The Ninth Circuit Court of Appeals judges refused to grant mandamus relief and block the U.S. District Court in Oregon from hearing the suit, which was originally filed by the environmental group Our Children’s Trust in 2015.
A federal judge in Oregon ruled in 2016 the 21 youngsters had standing to sue. President Donald Trump’s administration and oil and gas groups appealed the decision in June 2017. They asked judges to “end this clearly improper attempt to have the judiciary decide important questions of energy and environmental policy” and upset the balance of powers.
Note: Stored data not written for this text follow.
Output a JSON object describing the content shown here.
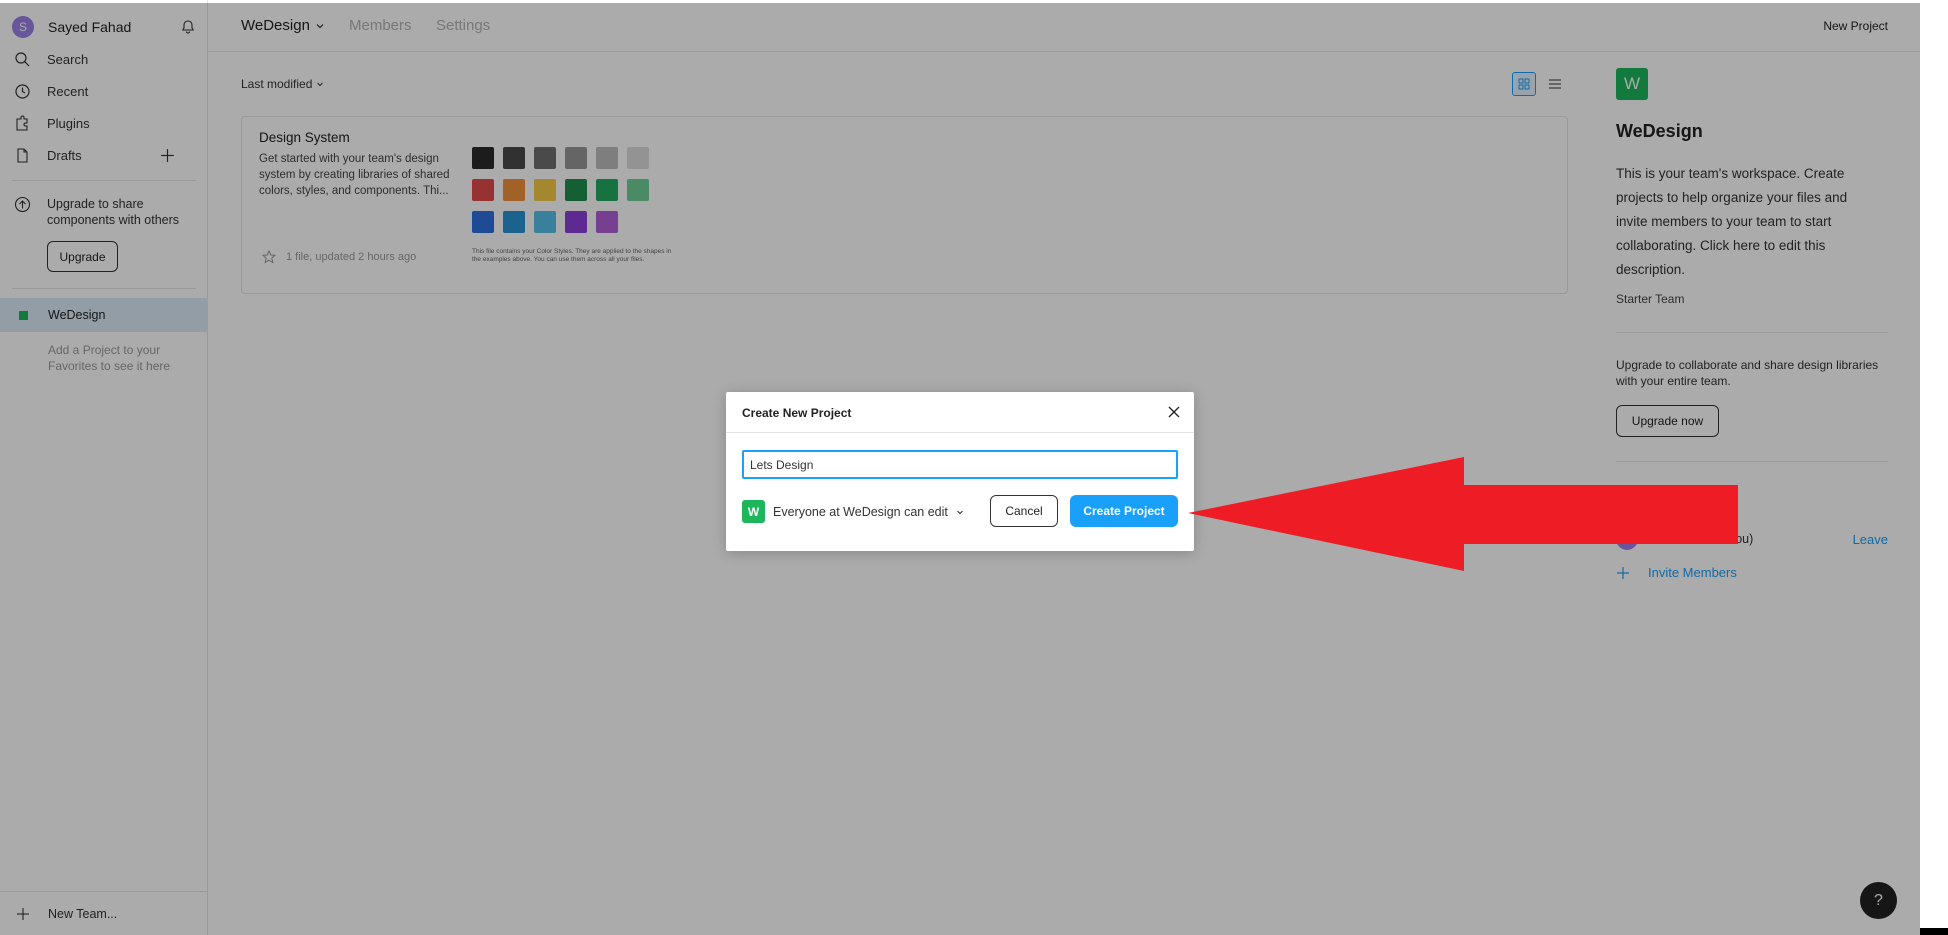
{
  "sidebar": {
    "user_initial": "S",
    "user_name": "Sayed Fahad",
    "nav": {
      "search": "Search",
      "recent": "Recent",
      "plugins": "Plugins",
      "drafts": "Drafts"
    },
    "upgrade_note": "Upgrade to share components with others",
    "upgrade_button": "Upgrade",
    "team_name": "WeDesign",
    "favorites_hint": "Add a Project to your Favorites to see it here",
    "new_team": "New Team..."
  },
  "header": {
    "team_title": "WeDesign",
    "tabs": [
      "Members",
      "Settings"
    ],
    "new_project": "New Project"
  },
  "main": {
    "sort_label": "Last modified",
    "card": {
      "title": "Design System",
      "description": "Get started with your team's design system by creating libraries of shared colors, styles, and components. Thi...",
      "meta": "1 file, updated 2 hours ago",
      "swatch_note": "This file contains your Color Styles. They are applied to the shapes in the examples above. You can use them across all your files.",
      "swatch_colors": [
        [
          "#2b2b2b",
          "#4a4a4a",
          "#6f6f6f",
          "#979797",
          "#bdbdbd",
          "#dcdcdc"
        ],
        [
          "#e04b4b",
          "#f0913b",
          "#f7c944",
          "#1e8f4e",
          "#25a960",
          "#6fcf97"
        ],
        [
          "#2d6fe0",
          "#2a93d5",
          "#56c1e6",
          "#8b3fd9",
          "#b05fd6"
        ]
      ]
    }
  },
  "right_panel": {
    "logo_letter": "W",
    "team_name": "WeDesign",
    "description": "This is your team's workspace. Create projects to help organize your files and invite members to your team to start collaborating. Click here to edit this description.",
    "plan": "Starter Team",
    "upgrade_text": "Upgrade to collaborate and share design libraries with your entire team.",
    "upgrade_button": "Upgrade now",
    "member_suffix": "You)",
    "leave": "Leave",
    "invite": "Invite Members"
  },
  "help": "?",
  "modal": {
    "title": "Create New Project",
    "input_value": "Lets Design",
    "perm_letter": "W",
    "permission": "Everyone at WeDesign can edit",
    "cancel": "Cancel",
    "create": "Create Project"
  },
  "colors": {
    "accent": "#18a0fb",
    "team_green": "#1bb75a",
    "annotation_red": "#ee1c25"
  }
}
The Ninth Circuit disagreed.
“There is enduring value in the orderly administration of litigation by the trial courts, free of needless appellate interference,” Judge Sidney Thomas wrote on behalf of the court.
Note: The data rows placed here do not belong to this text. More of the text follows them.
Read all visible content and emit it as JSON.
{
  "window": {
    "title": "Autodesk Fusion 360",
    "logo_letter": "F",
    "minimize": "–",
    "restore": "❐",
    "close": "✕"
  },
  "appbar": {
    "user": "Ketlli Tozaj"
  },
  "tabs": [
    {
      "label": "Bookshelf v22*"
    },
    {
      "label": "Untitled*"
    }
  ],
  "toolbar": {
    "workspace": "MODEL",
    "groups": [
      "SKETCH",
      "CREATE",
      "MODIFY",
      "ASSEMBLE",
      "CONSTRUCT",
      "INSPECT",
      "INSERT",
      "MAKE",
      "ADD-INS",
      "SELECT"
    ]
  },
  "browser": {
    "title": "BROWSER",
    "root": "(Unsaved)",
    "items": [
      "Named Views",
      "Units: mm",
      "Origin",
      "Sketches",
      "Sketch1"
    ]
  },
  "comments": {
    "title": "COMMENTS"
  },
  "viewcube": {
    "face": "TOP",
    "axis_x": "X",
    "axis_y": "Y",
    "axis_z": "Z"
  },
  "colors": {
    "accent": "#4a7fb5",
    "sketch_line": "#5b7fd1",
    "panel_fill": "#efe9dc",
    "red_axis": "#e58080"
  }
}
“If appellate review could be invoked whenever a district court denied a motion to dismiss, we would be quickly overwhelmed with such requests, and the resolution of cases would be unnecessarily delayed,” Thomas wrote.
The ruling is a victory for environmental activists seeking to use the courts to force the Trump administration to issue regulations to phase out fossil fuels. Julia Olson, Our Children’s Trust chief counsel, said the ruling gives a “green light for trial.”
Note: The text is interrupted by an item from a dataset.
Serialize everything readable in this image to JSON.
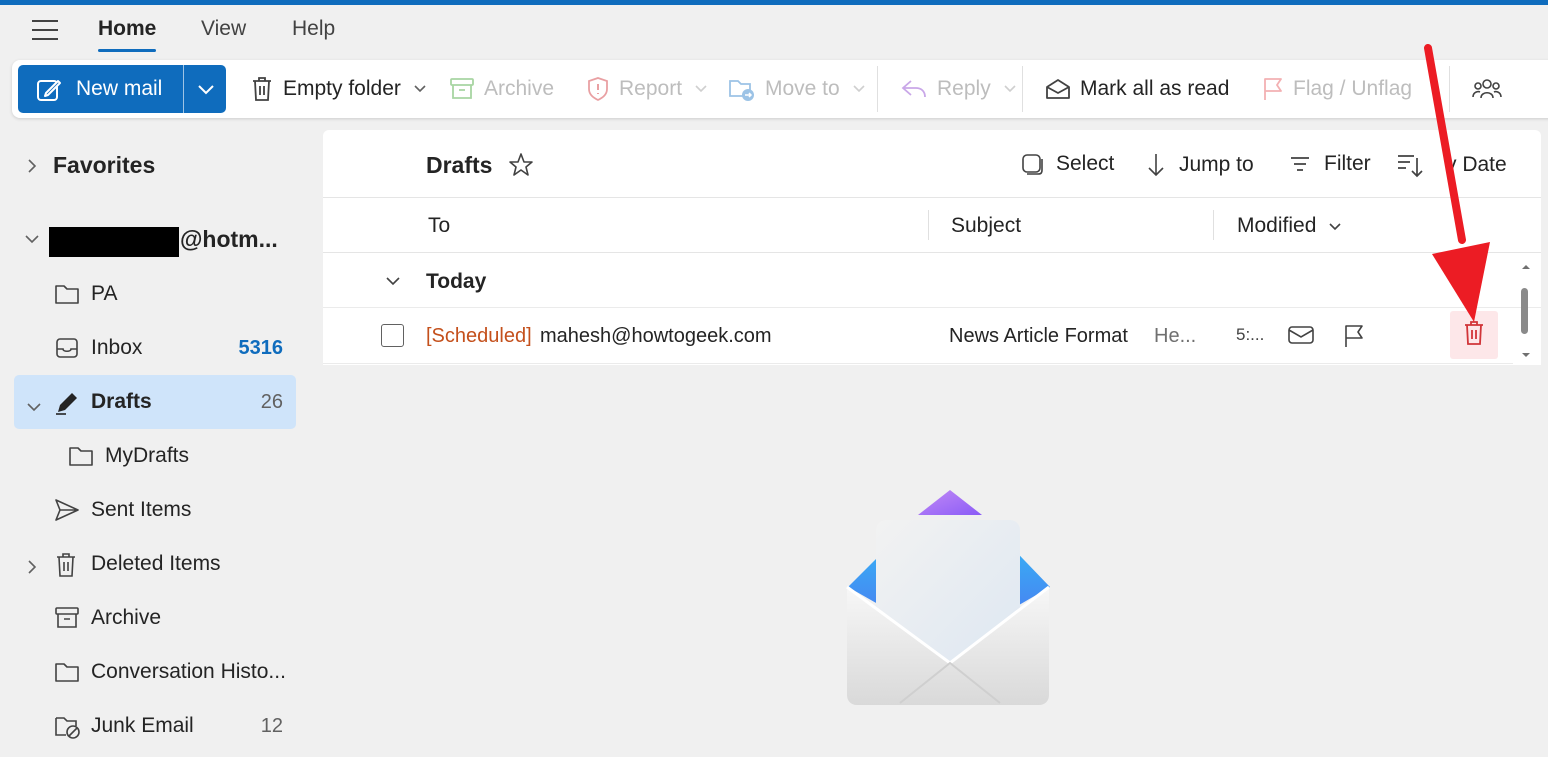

Olson’s case on behalf of youngsters argues constitutional rights to life, liberty and property are being violated by the federal government’s failure to enact policies to stop catastrophic global warming.
Plaintiffs say the right to a stable climate comes from the public trust doctrine — the idea certain natural resources should be protected for enjoyment of future generations. Policies to encourage coal, oil and natural gas use violate this principle, plaintiffs argue.
Our Children’s Trust argues global warming has harmed the youths they represent and will continue to harm them in the future. The government should move “to ensure that atmospheric CO2 is no more concentrated than 350 [parts per million] by 2100 … to stabilize the climate system,” the trust’s complaint demands.
Is there a constitutional right to a stable climate? Can the federal government actually guarantee such a right, even if there is?
“Courts in at least two states have recognized that the public trust doctrine applies to climate change under their state laws — New Mexico and Washington,” Sabin Center for Climate Change Law Executive Director Michael Burger told The Daily Caller News Foundation.
“Here, the federal district court judge found that a federal public trust doctrine can apply,” Burger said but is not part of the lawsuit.
Applying the public trust doctrine to global warming was a way to “circumvent unfavorable political outcomes with legal actions, which runs afoul of non-justiciability limitations,” a 2014 Dartmouth Law Review article by Andrew Ballentine argued.
The Ninth Circuit panel recognized “some of the plaintiffs’ claims as currently pleaded are quite broad, and some of the remedies the plaintiffs seek may not be available as redress,” which would need to be narrowed through litigation.
Anti-fossil-fuel environmental foundations support Our Children’s Trust. The Daily Caller News Foundation found in late 2017 the Rockefeller Brothers Fund and Leonardo DiCaprio Foundation are among those that support the group.